The problem also comes to mind that, beyond pausing, a player's own physical state may change over the course of extended play.  Even if you don't pause, there can be situations where one's state changes through an external stimulus, say food or conversation.  It would help to know just what the specific demands are on a player at any given moment.
 
Should this game be in a controlled environment, a laboratory say, where distractions are are minimalized, this changes things.  I would say in a laboratory setting, the game simply shouldn't have a pause at all, to allow for a more accurate reading.  Then again, if the player needs to pee, but is too embarrassed to say, it might change the readings a bit! :)
Posted by Phewsie

@ahoodedfigure: 
The wiki definition is a pretty good one actually. It doesn't contain heeps of information, but I don't want to drown you on this particular topic.
http://en.wikipedia.org/wiki/Valence_(psychology)

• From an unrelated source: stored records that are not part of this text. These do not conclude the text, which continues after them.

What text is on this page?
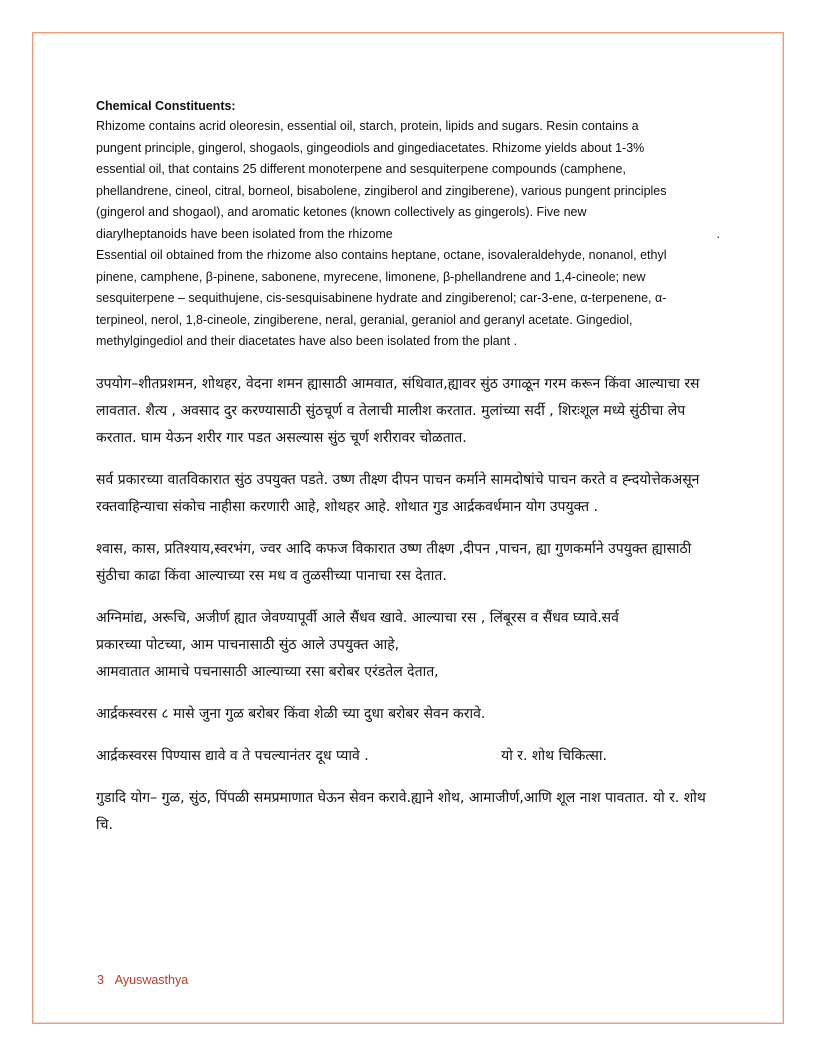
Chemical Constituents:

Rhizome contains acrid oleoresin, essential oil, starch, protein, lipids and sugars. Resin contains a

pungent principle, gingerol, shogaols, gingeodiols and gingediacetates. Rhizome yields about 1-3%

essential oil, that contains 25 different monoterpene and sesquiterpene compounds (camphene,

phellandrene, cineol, citral, borneol, bisabolene, zingiberol and zingiberene), various pungent principles

(gingerol and shogaol), and aromatic ketones (known collectively as gingerols). Five new

diarylheptanoids have been isolated from the rhizome	.

Essential oil obtained from the rhizome also contains heptane, octane, isovaleraldehyde, nonanol, ethyl

pinene, camphene, β-pinene, sabonene, myrecene, limonene, β-phellandrene and 1,4-cineole; new

sesquiterpene – sequithujene, cis-sesquisabinene hydrate and zingiberenol; car-3-ene, α-terpenene, α-

terpineol, nerol, 1,8-cineole, zingiberene, neral, geranial, geraniol and geranyl acetate. Gingediol,

methylgingediol and their diacetates have also been isolated from the plant .

उपयोग–शीतप्रशमन, शोथहर, वेदना शमन ह्यासाठी आमवात, संधिवात,ह्यावर सुंठ उगाळून गरम करून किंवा आल्याचा रस लावतात. शैत्य , अवसाद दुर करण्यासाठी सुंठचूर्ण व तेलाची मालीश करतात. मुलांच्या सर्दी , शिरःशूल मध्ये सुंठीचा लेप करतात. घाम येऊन शरीर गार पडत असल्यास सुंठ चूर्ण शरीरावर चोळतात.

सर्व प्रकारच्या वातविकारात सुंठ उपयुक्त पडते. उष्ण तीक्ष्ण दीपन पाचन कर्माने सामदोषांचे पाचन करते व ह्न्दयोत्तेकअसून रक्तवाहिन्याचा संकोच नाहीसा करणारी आहे, शोथहर आहे. शोथात गुड आर्द्रकवर्धमान योग उपयुक्त .

श्वास, कास, प्रतिश्याय,स्वरभंग, ज्वर आदि कफज विकारात उष्ण तीक्ष्ण ,दीपन ,पाचन, ह्या गुणकर्माने उपयुक्त ह्यासाठी सुंठीचा काढा किंवा आल्याच्या रस मध व तुळसीच्या पानाचा रस देतात.

अग्निमांद्य, अरूचि, अजीर्ण ह्यात जेवण्यापूर्वी आले सैंधव खावे. आल्याचा रस , लिंबूरस व सैंधव घ्यावे.सर्व
प्रकारच्या पोटच्या, आम पाचनासाठी सुंठ आले उपयुक्त आहे,
आमवातात आमाचे पचनासाठी आल्याच्या रसा बरोबर एरंडतेल देतात,

आर्द्रकस्वरस ८ मासे जुना गुळ बरोबर किंवा शेळी च्या दुधा बरोबर सेवन करावे.

आर्द्रकस्वरस पिण्यास द्यावे व ते पचल्यानंतर दूध प्यावे .	यो र. शोथ चिकित्सा.

गुडादि योग– गुळ, सुंठ, पिंपळी समप्रमाणात घेऊन सेवन करावे.ह्याने शोथ, आमाजीर्ण,आणि शूल नाश पावतात. यो र. शोथ चि.

3 Ayuswasthya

As a gamer myself, I understand what you're saying about snobbery, though it's not the word I'd choose to use. ;-)
People have different preferences and as such will be affected by situations within the game differently. I suppose I've always thought of this process in a different direction than what you're doing. Rather than the game determining how you should be reacting/feeling, it simply reads what changes occur and adapts to that. Of course designers could choose to attempt to induce a certain emotion at certain times, and they may or may not succeed. But as a general rule the system should attempt to adapt to you, not the other way around.
With regards to valence this means that, for my game in specific, if you are about to win and arousal is going up, the system will assume that that is a positive reaction. With machine learning it could learn differently, should the player insist on feeling stressed at this stage. And if the player wishes for the system to never work properly they could then proceed to randomise they're reactions, providing they are in that good control of they're bodily functions. This is entirely possible, just like it's possible to beat a lie detector, but it's certainly not easy without practise.

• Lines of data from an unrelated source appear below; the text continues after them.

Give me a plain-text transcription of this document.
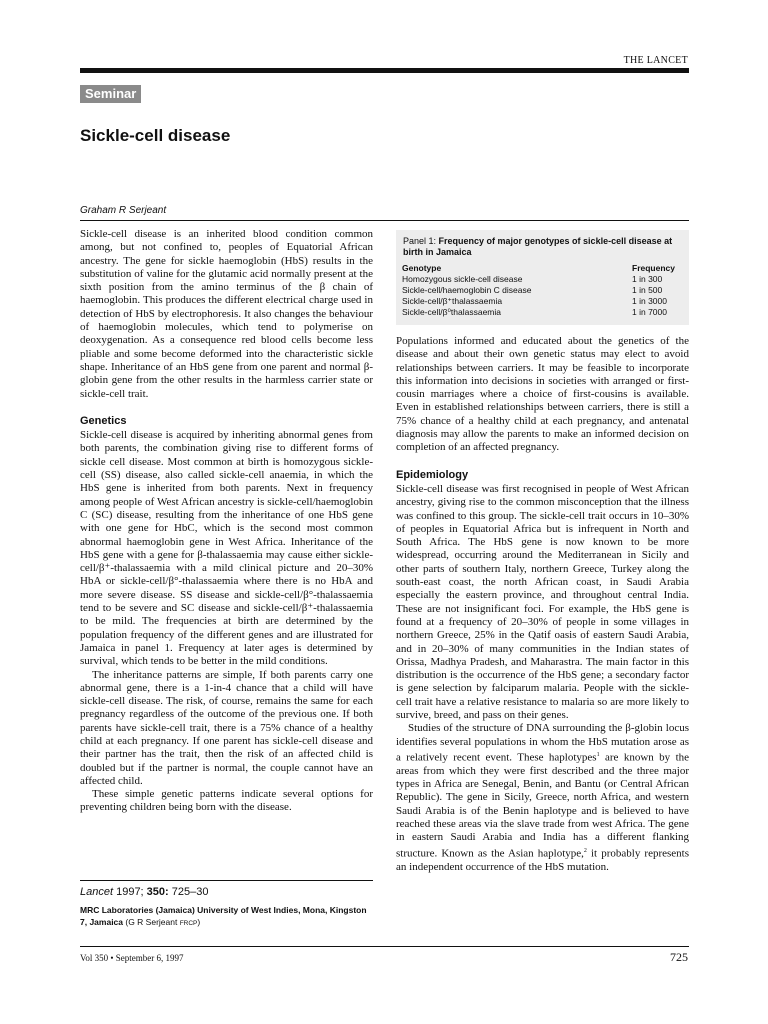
THE LANCET
Seminar
Sickle-cell disease
Graham R Serjeant

Sickle-cell disease is an inherited blood condition common among, but not confined to, peoples of Equatorial African ancestry. The gene for sickle haemoglobin (HbS) results in the substitution of valine for the glutamic acid normally present at the sixth position from the amino terminus of the β chain of haemoglobin. This produces the different electrical charge used in detection of HbS by electrophoresis. It also changes the behaviour of haemoglobin molecules, which tend to polymerise on deoxygenation. As a consequence red blood cells become less pliable and some become deformed into the characteristic sickle shape. Inheritance of an HbS gene from one parent and normal β-globin gene from the other results in the harmless carrier state or sickle-cell trait.

Genetics

Sickle-cell disease is acquired by inheriting abnormal genes from both parents, the combination giving rise to different forms of sickle cell disease. Most common at birth is homozygous sickle-cell (SS) disease, also called sickle-cell anaemia, in which the HbS gene is inherited from both parents. Next in frequency among people of West African ancestry is sickle-cell/haemoglobin C (SC) disease, resulting from the inheritance of one HbS gene with one gene for HbC, which is the second most common abnormal haemoglobin gene in West Africa. Inheritance of the HbS gene with a gene for β-thalassaemia may cause either sickle-cell/β⁺-thalassaemia with a mild clinical picture and 20–30% HbA or sickle-cell/β°-thalassaemia where there is no HbA and more severe disease. SS disease and sickle-cell/β°-thalassaemia tend to be severe and SC disease and sickle-cell/β⁺-thalassaemia to be mild. The frequencies at birth are determined by the population frequency of the different genes and are illustrated for Jamaica in panel 1. Frequency at later ages is determined by survival, which tends to be better in the mild conditions.

The inheritance patterns are simple, If both parents carry one abnormal gene, there is a 1-in-4 chance that a child will have sickle-cell disease. The risk, of course, remains the same for each pregnancy regardless of the outcome of the previous one. If both parents have sickle-cell trait, there is a 75% chance of a healthy child at each pregnancy. If one parent has sickle-cell disease and their partner has the trait, then the risk of an affected child is doubled but if the partner is normal, the couple cannot have an affected child.

These simple genetic patterns indicate several options for preventing children being born with the disease.

Lancet 1997; 350: 725–30
MRC Laboratories (Jamaica) University of West Indies, Mona, Kingston 7, Jamaica (G R Serjeant FRCP)
Panel 1: Frequency of major genotypes of sickle-cell disease at birth in Jamaica
Genotype	Frequency
Homozygous sickle-cell disease	1 in 300
Sickle-cell/haemoglobin C disease	1 in 500
Sickle-cell/β⁺thalassaemia	1 in 3000
Sickle-cell/β⁰thalassaemia	1 in 7000

Populations informed and educated about the genetics of the disease and about their own genetic status may elect to avoid relationships between carriers. It may be feasible to incorporate this information into decisions in societies with arranged or first-cousin marriages where a choice of first-cousins is available. Even in established relationships between carriers, there is still a 75% chance of a healthy child at each pregnancy, and antenatal diagnosis may allow the parents to make an informed decision on completion of an affected pregnancy.

Epidemiology

Sickle-cell disease was first recognised in people of West African ancestry, giving rise to the common misconception that the illness was confined to this group. The sickle-cell trait occurs in 10–30% of peoples in Equatorial Africa but is infrequent in North and South Africa. The HbS gene is now known to be more widespread, occurring around the Mediterranean in Sicily and other parts of southern Italy, northern Greece, Turkey along the south-east coast, the north African coast, in Saudi Arabia especially the eastern province, and throughout central India. These are not insignificant foci. For example, the HbS gene is found at a frequency of 20–30% of people in some villages in northern Greece, 25% in the Qatif oasis of eastern Saudi Arabia, and in 20–30% of many communities in the Indian states of Orissa, Madhya Pradesh, and Maharastra. The main factor in this distribution is the occurrence of the HbS gene; a secondary factor is gene selection by falciparum malaria. People with the sickle-cell trait have a relative resistance to malaria so are more likely to survive, breed, and pass on their genes.

Studies of the structure of DNA surrounding the β-globin locus identifies several populations in whom the HbS mutation arose as a relatively recent event. These haplotypes$^1$ are known by the areas from which they were first described and the three major types in Africa are Senegal, Benin, and Bantu (or Central African Republic). The gene in Sicily, Greece, north Africa, and western Saudi Arabia is of the Benin haplotype and is believed to have reached these areas via the slave trade from west Africa. The gene in eastern Saudi Arabia and India has a different flanking structure. Known as the Asian haplotype,$^2$ it probably represents an independent occurrence of the HbS mutation.

Vol 350 • September 6, 1997	725
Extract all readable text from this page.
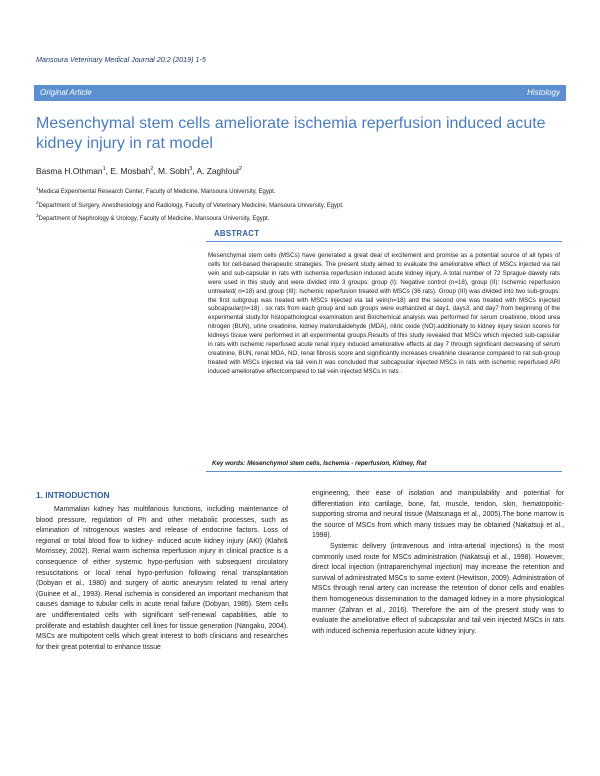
Mansoura Veterinary Medical Journal 20:2 (2019) 1-5
Original Article	Histology
Mesenchymal stem cells ameliorate ischemia reperfusion induced acute kidney injury in rat model
Basma H.Othman$^1$, E. Mosbah$^2$, M. Sobh$^3$, A. Zaghloul$^2$
$^1$Medical Experimental Research Center, Faculty of Medicine, Mansoura University, Egypt.
$^2$Department of Surgery, Anesthesiology and Radiology, Faculty of Veterinary Medicine, Mansoura University, Egypt.
$^3$Department of Nephrology & Urology, Faculty of Medicine, Mansoura University, Egypt.
ABSTRACT
Mesenchymal stem cells (MSCs) have generated a great deal of excitement and promise as a potential source of all types of cells for cell-based therapeutic strategies. The present study aimed to evaluate the ameliorative effect of MSCs injected via tail vein and sub-capsular in rats with ischemia reperfusion induced acute kidney injury. A total number of 72 Sprague dawely rats were used in this study and were divided into 3 groups: group (I): Negative control (n=18), group (II): Ischemic reperfusion untreated( n=18) and group (III): Ischemic reperfusion treated with MSCs (36 rats). Group (III) was divided into two sub-groups: the first subgroup was treated with MSCs injected via tail vein(n=18) and the second one was treated with MSCs injected subcapsular(n=18) . six rats from each group and sub groups were euthanized at day1, days3, and day7 from beginning of the experimental study.for histopathological examination and Biochemical analysis was performed for serum creatinine, blood urea nitrogen (BUN), urine creatinine, kidney malondialdehyde (MDA), nitric oxide (NO).additionally to kidney injury lesion scores for kidneys tissue were performed in all experimental groups.Results of this study revealed that MSCs which injected sub-capsular in rats with ischemic reperfused acute renal injury induced ameliorative effects at day 7 through significant decreasing of serum creatinine, BUN, renal MDA, NO, renal fibrosis score and significantly increases creatinine clearance compared to rat sub-group treated with MSCs injected via tail vein.It was concluded that subcapsular injected MSCs in rats with ischemic reperfused ARI induced ameliorative effectcompared to tail vein injected MSCs in rats .
Key words: Mesenchymol stem cells, Ischemia - reperfusion, Kidney, Rat
1. INTRODUCTION

Mammalian kidney has multifarious functions, including maintenance of blood pressure, regulation of Ph and other metabolic processes, such as elimination of nitrogenous wastes and release of endocrine factors. Loss of regional or total blood flow to kidney- induced acute kidney injury (AKI) (Klahr& Morrissey, 2002). Renal warm ischemia reperfusion injury in clinical practice is a consequence of either systemic hypo-perfusion with subsequent circulatory resuscitations or local renal hypo-perfusion following renal transplantation (Dobyan et al., 1980) and surgery of aortic aneurysm related to renal artery (Guinee et al., 1993). Renal ischemia is considered an important mechanism that causes damage to tubular cells in acute renal failure (Dobyan, 1985). Stem cells are undifferentiated cells with significant self-renewal capabilities, able to proliferate and establish daughter cell lines for tissue generation (Nangaku, 2004). MSCs are multipotent cells which great interest to both clinicians and researches for their great potential to enhance tissue

engineering, their ease of isolation and manipulability and potential for differentiation into cartilage, bone, fat, muscle, tendon, skin, hematopoitic-supporting stroma and neural tissue (Matsunaga et al., 2005).The bone marrow is the source of MSCs from which many tissues may be obtained (Nakatsuji et al., 1998).

Systemic delivery (intravenous and intra-arterial injections) is the most commonly used route for MSCs administration (Nakatsuji et al., 1998). However, direct local injection (intraparenchymal injection) may increase the retention and survival of administrated MSCs to some extent (Hewitson, 2009). Administration of MSCs through renal artery can increase the retention of donor cells and enables them homogeneous dissemination to the damaged kidney in a more physiological manner (Zahran et al., 2016). Therefore the aim of the present study was to evaluate the ameliorative effect of subcapsular and tail vein injected MSCs in rats with induced ischemia reperfusion acute kidney injury.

Unfortunately I don't know of any Movie experiments that are similar to my experiments, I have semi been on the look out for a couple of years now. I thought about using the drama curve of films in my project, but as my game lacks a storyline, and without one it's tricky to achieve, I shelfed this idea. Still think that would have been really interesting though!

I agree that after a pause the system would have to reset somehow, though I think in a lot of games this could be achieved behind the scenes, whilst play continued. It could mean that the game would delay the appearance of an event which might trigger an emotional response until after recalibration, or something similar. If this was not an option, perhaps the game could get away with not being adaptive during this phase. But if there was no other option, I suppose the boring reset would have to be utilised.
The game I'm talking about will always be one to be used in uncontrolled environments. Controlled environments is a struggle in the sense that people are constantly aware of their surroundings, not being as comfortable and relaxed as they normally would be, leading to considerably less activity in physiology during game play. Having said this, most of my experiments were run in a laboratory setting. :(    

Posted by RagingLion

Ah.  I should have read this blog post first before posting on your latest entry.  Anyway, at least I have an idea of the way in which you're looking at things now.  I didn't realise you would actually be measuring physiological responses - that changes a lot.  Anyway, I'll follow your blog with interest and say if anything else springs to mind.